If you’re a business leader investing in the incredible benefits of cloud deployment, there is an old adage that can help focus your understanding and help you avoid creating serious security problems: When you pick up one end of the stick, you also pick up the other.
Organizations reaching to achieve the substantial benefits of the cloud must also realize that they are also simultaneously picking up entirely new levels of data-protection challenges. These challenges can quickly — even instantly — deliver new degrees of cybersecurity risk that can and will impact their entire network if not addressed proactively from the start.
There is no doubt that the agility and efficiency of cloud deployment have been transformative, allowing organizations to meet the demands of and keep pace with a digitally driven, globally connected economy. With incredible efficiency and agility, the cloud has allowed organizations to deploy their most critical business applications with exciting new levels of responsiveness.
As a result, more than 70% of organizations now have at least one application in the cloud, and 17% plan to have a cloud deployment within the year. That is an extraordinary adoption rate for any technology — and proof that the solutions the cloud offers are intensely needed.
But when we reflect on those stats, another fact is revealed.
Unless a business is a relatively new startup that has had the foresight to go all-in on cloud deployment from the very outset, the vast majority of organizations are now in the process of migrating data to the cloud, managing hybrid infrastructures in a complicated balance of legacy network components and traditional applications. Increasingly, these organizations are dealing with multiple clouds, as well: More than 80% of companies in the cloud are using two cloud providers, and more than 60% are utilizing three or more.
For these companies, the benefits of the cloud are often overshadowed by confusion, dramatically decreased visibility and layers of new inefficiencies. Added up, it presents new and serious security risks. That’s because digital innovations without effective cybersecurity are far more efficient at creating risks than improvements.
The ease of cloud deployment is a significant factor in that risk creation. Essentially, anyone in an organization can transfer data or an app to the cloud — often creating complicated silos of different clouds for different applications, all without adherence to adequate security policies and without proper monitoring and tracking of security incidents. And once those apps are out there, inadequately protected, it can be difficult to bring them back into compliance.
Think of it like putting something online. It’s much easier to post something than it is to take it down once it is out there. While no one would ever tweet their Social Security number or critical personal information — thinking they can just delete the tweet if anything bad happens — that is essentially what many companies are doing without realizing it. However, a conscientious approach and clear understanding of cloud security best practices can prevent this before it happens.

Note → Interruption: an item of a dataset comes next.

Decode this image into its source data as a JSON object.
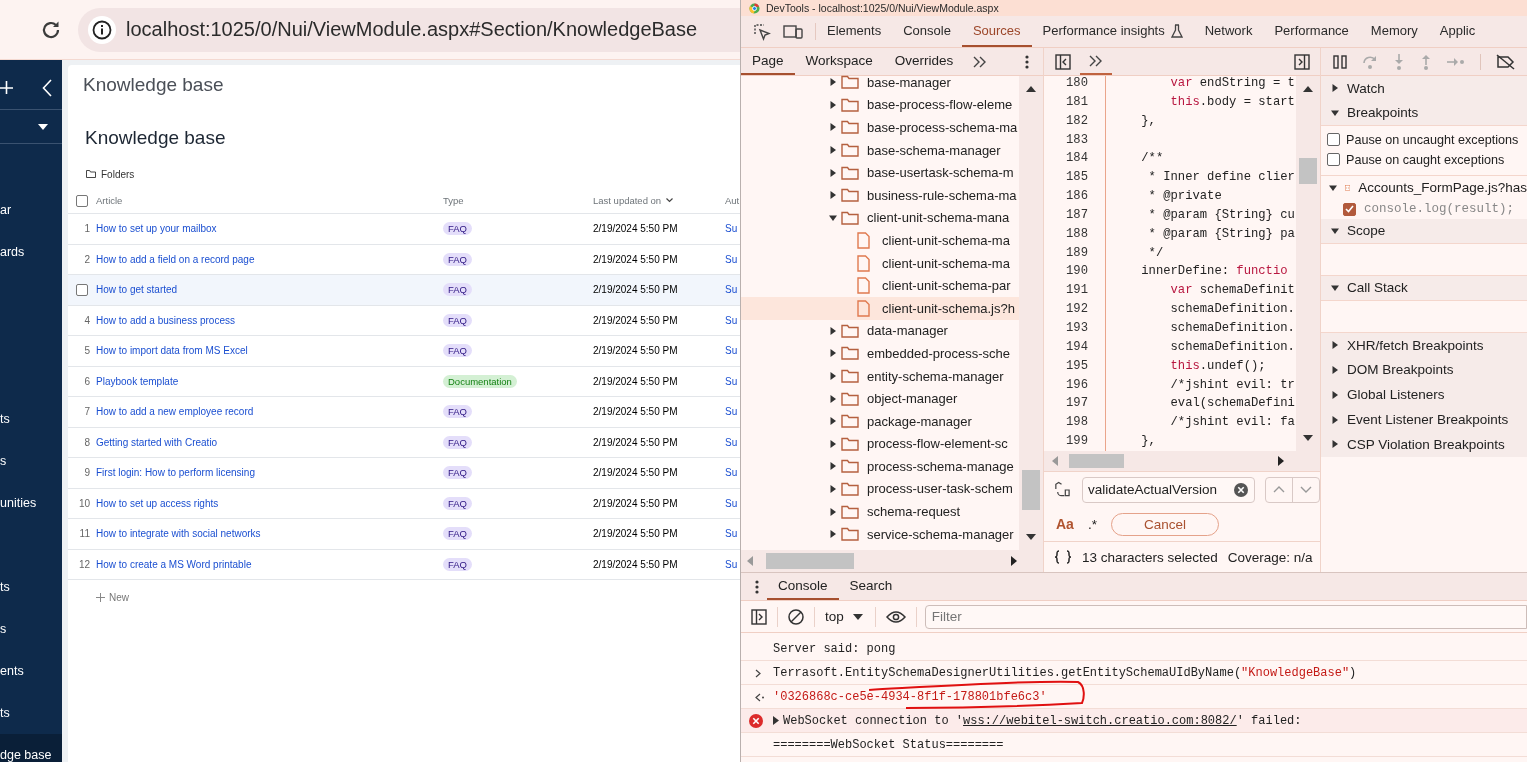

Often, the assumption is made that cloud providers will handle data protection. That’s not the case. The cloud forces a shared security model on organizations, where the cloud provider secures the underlying infrastructure, while the customer is responsible for secure communications, access control, application security and so on. So, while cloud providers firewall the infrastructure, they don’t protect the data an organization accesses relentlessly in the course of operations. That responsibility falls on the organization. That data is traveling back and forth across a vast and widely dispersed network of business users, in and out of many different clouds provided by multiple vendors and applications — in an ever-expanding and often invisible attack surface. Unless security has the ability to follow the data across all points, that information is vulnerable.
Increasingly, it is common for business leaders to have an incomplete understanding of what information has been placed in the cloud, what cloud vendors are being used and whether security protocols align across those vendors and an internal network. This doesn’t even take into account the wide degree of devices that access the data in an ever-sprawling edge of internet of things and mobile access points.
To address the realities of this new normal, a comprehensive security strategy must come first.
IT leaders should start any cloud deployment process by mapping out the nature of their data, then pivoting to assess their security policies and how those policies can be extended to ensure that cloud-based applications and data are compliant. They should also consider how the health and security of those cloud-based applications will be monitored and managed as part of an enterprise information security fabric.
As business becomes increasingly digitally driven, managing the amount of data companies leave in the wake of daily operations has become a formidable and intensifying challenge. For many, the cloud offers an easy solution to the spiraling costs of managing data centers, and many IT teams feel the pressure to deliver 100% cloud migration. But the cloud is not a magical solution for today’s data needs. It is a powerful tool with a surface simplicity that can mask serious post-deployment complexities if not done right. Companies that fail to recognize this often create more challenges than they solve — and spend far more than they save.
If companies don’t rethink their security architectures to meet the requirements of the cloud, their businesses will suffer. As more and more data, workloads and applications are being offloaded to the cloud, especially via IoT devices, a seamless security strategy is imperative. Those who design that security strategy at the outset will achieve the many benefits of cloud deployment. Those who do not, though, will quickly discover that the other end of the cloud is risk.